Handaufzucht in der Geschwistergruppe: Trotz der Gesellschaft der Geschwister, kommt es im Erwachsenenalter zu sozialen Problemen. Die Tiere können oft keine festen Verpaarungen eingehen. Vollständiges Sozialverhalten lernen die Küken nur von den Eltern.
Teilhandaufzucht Diese Methode wird oft als „sanft“ und unbedenklich ausgewiesen. Tatsächlich heißt es lediglich, dass die Küken erst ab einem bestimmten Alter den Eltern weg genommen werden. Die Risiken sind die Gleichen.
Zufüttern: Ist die ideale Lösung, um ein Küken zu retten, wenn Probleme in der Brut auftreten. Die Küken werden nur zur Fütterungszeit dem Nistkasten entnommen, aber weiterhin von den Eltern gehudert. So gibt man den Jungtieren die Möglichkeit relativ normal aufzuwachsen. Geben die Eltern die Brut völlig auf, kann man die Küken auch anderen Brutpaaren unterlegen. Nymphensittiche sind hervorragende Ammenvögel. Treten vermehrt Brutprobleme auf, liegen die Ursachen häufig an der Haltung, nur selten an den Tieren. Bei unerfahrenen Pärchen sollte man nicht mehr als drei Küken zulassen.

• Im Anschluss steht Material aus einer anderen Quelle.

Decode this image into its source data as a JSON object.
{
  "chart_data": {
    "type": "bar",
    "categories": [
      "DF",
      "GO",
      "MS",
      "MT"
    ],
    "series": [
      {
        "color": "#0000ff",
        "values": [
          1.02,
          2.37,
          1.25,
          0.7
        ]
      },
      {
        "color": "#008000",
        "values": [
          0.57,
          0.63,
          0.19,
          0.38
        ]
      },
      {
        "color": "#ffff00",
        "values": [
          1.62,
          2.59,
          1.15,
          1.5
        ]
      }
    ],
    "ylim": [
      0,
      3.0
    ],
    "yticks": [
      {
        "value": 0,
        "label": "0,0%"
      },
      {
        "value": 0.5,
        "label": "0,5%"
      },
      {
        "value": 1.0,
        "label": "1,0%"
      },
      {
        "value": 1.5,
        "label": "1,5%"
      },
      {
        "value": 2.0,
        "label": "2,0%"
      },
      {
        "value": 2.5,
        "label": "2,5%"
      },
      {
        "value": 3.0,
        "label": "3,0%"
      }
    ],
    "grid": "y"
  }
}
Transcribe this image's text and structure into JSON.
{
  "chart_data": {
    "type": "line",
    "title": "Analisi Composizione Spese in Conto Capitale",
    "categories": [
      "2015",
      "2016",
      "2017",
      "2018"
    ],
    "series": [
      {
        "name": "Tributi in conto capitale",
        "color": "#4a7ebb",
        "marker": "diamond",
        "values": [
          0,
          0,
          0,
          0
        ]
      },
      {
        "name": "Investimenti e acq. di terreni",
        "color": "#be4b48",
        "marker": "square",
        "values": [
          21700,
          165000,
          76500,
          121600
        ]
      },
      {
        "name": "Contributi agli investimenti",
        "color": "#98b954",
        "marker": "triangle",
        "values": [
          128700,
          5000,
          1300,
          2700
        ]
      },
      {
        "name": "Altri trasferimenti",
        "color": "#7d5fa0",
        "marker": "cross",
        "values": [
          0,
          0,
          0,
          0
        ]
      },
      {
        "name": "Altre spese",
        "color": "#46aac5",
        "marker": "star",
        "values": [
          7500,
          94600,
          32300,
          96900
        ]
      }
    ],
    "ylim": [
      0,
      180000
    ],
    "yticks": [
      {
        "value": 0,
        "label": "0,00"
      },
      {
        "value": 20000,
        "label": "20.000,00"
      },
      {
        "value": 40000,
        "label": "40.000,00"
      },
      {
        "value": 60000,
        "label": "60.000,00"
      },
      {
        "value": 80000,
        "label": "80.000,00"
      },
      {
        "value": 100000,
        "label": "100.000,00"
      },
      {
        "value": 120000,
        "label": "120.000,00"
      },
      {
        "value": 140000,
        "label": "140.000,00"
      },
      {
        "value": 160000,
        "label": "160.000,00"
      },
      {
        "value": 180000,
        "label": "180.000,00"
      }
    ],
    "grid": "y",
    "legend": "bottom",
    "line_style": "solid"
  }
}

Not-Handaufzucht Seien Sie kritisch, wenn ein Züchter Ihnen Not-Handaufzuchten anbietet. Es wäre nicht das erste Mal, das ein Züchter fast ausschließlich solche „Notfälle“ produziert. Ein Züchter hat zudem mehrere Brutpaare, er könnte gefährdete Küken auch anderen Eltern unterlegen.
Wenn es wirklich zu der Situation kommt, das die Küken nicht natürlich aufwachsen können, muss man zumindest frühzeitig die Jungtiere an Artgenossen gewöhnen. Sowie die Küken befiedert sind, müssen sie im Umgang mit anderen Nymphensittichen das Sozialverhalten erlernen. Der Halter muss sich als Bezugsperson zurückziehen.